Walgreens is deploying new inventory management technology.
Walgreens is supporting store-based fulfillment with advanced inventory management solutions.
At the recent Blue Yonder ICON conference in Orlando, Chain Store Age spoke with Brian Amend, senior director, supply chain systems, Walgreens, about the drugstore retailer’s decision to enhance its inventory management capability.
Pre-pandemic, Walgreens had been working on plans to optimize and implement new digital capabilities. As COVID-19 spread across the country, Walgreens worked quickly to deploy advanced omnichannel inventory tracking technology to meet the needs of customers.
“Pre-COVID-19, we were planning a full replacement of our order management system (OMS),” explained Amend. “We were traveling down that path with requests for proposal (RFPs), but then the pandemic hit.”
With the arrival of COVID-19, Walgreens shifted its OMS full replacement plan to a strategy that would more quickly produce benefits for the business.

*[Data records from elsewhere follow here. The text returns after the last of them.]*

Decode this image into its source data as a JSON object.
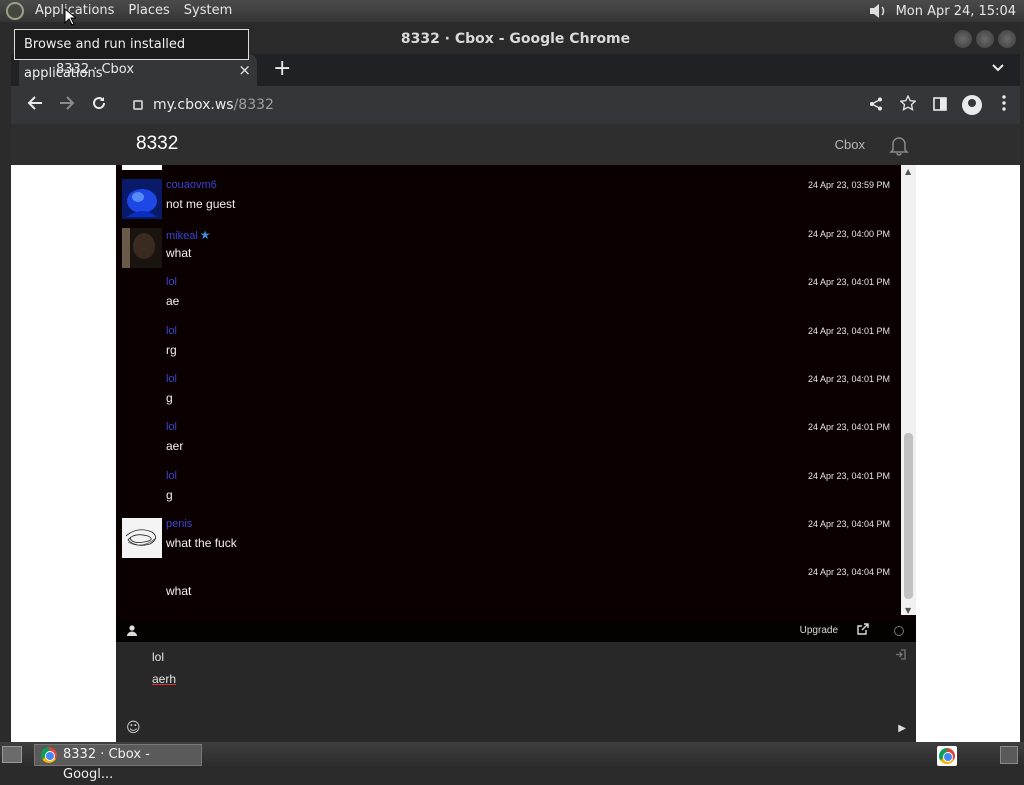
{
  "top_panel": {
    "menus": [
      "Applications",
      "Places",
      "System"
    ],
    "clock": "Mon Apr 24, 15:04"
  },
  "tooltip": "Browse and run installed applications",
  "window": {
    "title": "8332 · Cbox - Google Chrome"
  },
  "tab": {
    "title": "8332 · Cbox",
    "close": "×",
    "new_tab": "+"
  },
  "omnibox": {
    "host": "my.cbox.ws",
    "path": "/8332"
  },
  "site": {
    "title": "8332",
    "brand": "Cbox"
  },
  "messages": [
    {
      "name": "couaovm6",
      "text": "not me guest",
      "time": "24 Apr 23, 03:59 PM",
      "avatar": "blue-photo"
    },
    {
      "name": "mikeal",
      "text": "what",
      "time": "24 Apr 23, 04:00 PM",
      "avatar": "dark-photo",
      "starred": true
    },
    {
      "name": "lol",
      "text": "ae",
      "time": "24 Apr 23, 04:01 PM"
    },
    {
      "name": "lol",
      "text": "rg",
      "time": "24 Apr 23, 04:01 PM"
    },
    {
      "name": "lol",
      "text": "g",
      "time": "24 Apr 23, 04:01 PM"
    },
    {
      "name": "lol",
      "text": "aer",
      "time": "24 Apr 23, 04:01 PM"
    },
    {
      "name": "lol",
      "text": "g",
      "time": "24 Apr 23, 04:01 PM"
    },
    {
      "name": "penis",
      "text": "what the fuck",
      "time": "24 Apr 23, 04:04 PM",
      "avatar": "scribble"
    },
    {
      "name": "",
      "text": "what",
      "time": "24 Apr 23, 04:04 PM"
    }
  ],
  "chat_bar": {
    "upgrade": "Upgrade"
  },
  "compose": {
    "name_value": "lol",
    "message_value": "aerh"
  },
  "taskbar": {
    "task_label": "8332 · Cbox - Googl..."
  },
  "colors": {
    "chat_bg": "#0a0000",
    "username": "#3c42d4",
    "star": "#3b8bd8"
  }
}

“Things switched, we had to implement technology with a quicker time to value architecture. We only did the piece we thought would add the most capability to add value to the business.”
Walgreens stores remained opened during the lockdown phase of the COVID-19 pandemic as essential businesses. However, given the sudden sharp increase in customer usage of omnichannel shopping features, such as buy-online-pickup-in-store (BOPIS), curbside pickup, and same-day delivery, the retailer realized it needed to accelerate having more advanced algorithms and capabilities to support these offerings.
[Read more: Walgreens now delivers 24,000 items in under two hours]
Walgreens decided to deploy Blue Yonder inventory management technology, which is part of the supply chain management solutions company’s OMS suite.
“At Walgreens, we view OMS as a supply chain solution,” said Amend. “There is tremendous value in knowing where inventory is and how to best fulfill it. A ‘rip and replace’ of the whole OMS platform is a full-year project and higher risk.”
Instead, Walgreens performed a five-month pilot of Blue Yonder inventory management technology across the chain. According to Amend, this strategy provided a less risky, faster implementation that would still improve how it fulfills orders.
“What the customer sees or the employee is picking hasn’t changed,” said Amend. “The algorithms behind it and the decisions on where to get inventory are better, but the process has not changed.”
Amend said that having more accurate inventory available to promise also enables Walgreens to be store-agnostic in its basket search. If a store doesn’t have a specific item a customer placing an omnichannel order wants, another nearby store may be able to fulfill it.
In conclusion, Amend discussed some of Walgreens’ future plans for OMS and inventory management.
“The technology provides capability to fulfill more three-to-five-day orders from the stores,” said Amend. “And artificial intelligence (AI) and machine learning (ML) will improve the accuracy of inventory, shrink, and shipping. It’s very important for us to use ML to see what the probable fulfillment rate is Also, BOPIS and same-day shipping are significantly up. They’re here to stay.”
Based in Deerfield, Ill., Walgreens operates nearly 9,000 retail locations across America, Puerto Rico, and the U.S. Virgin Islands.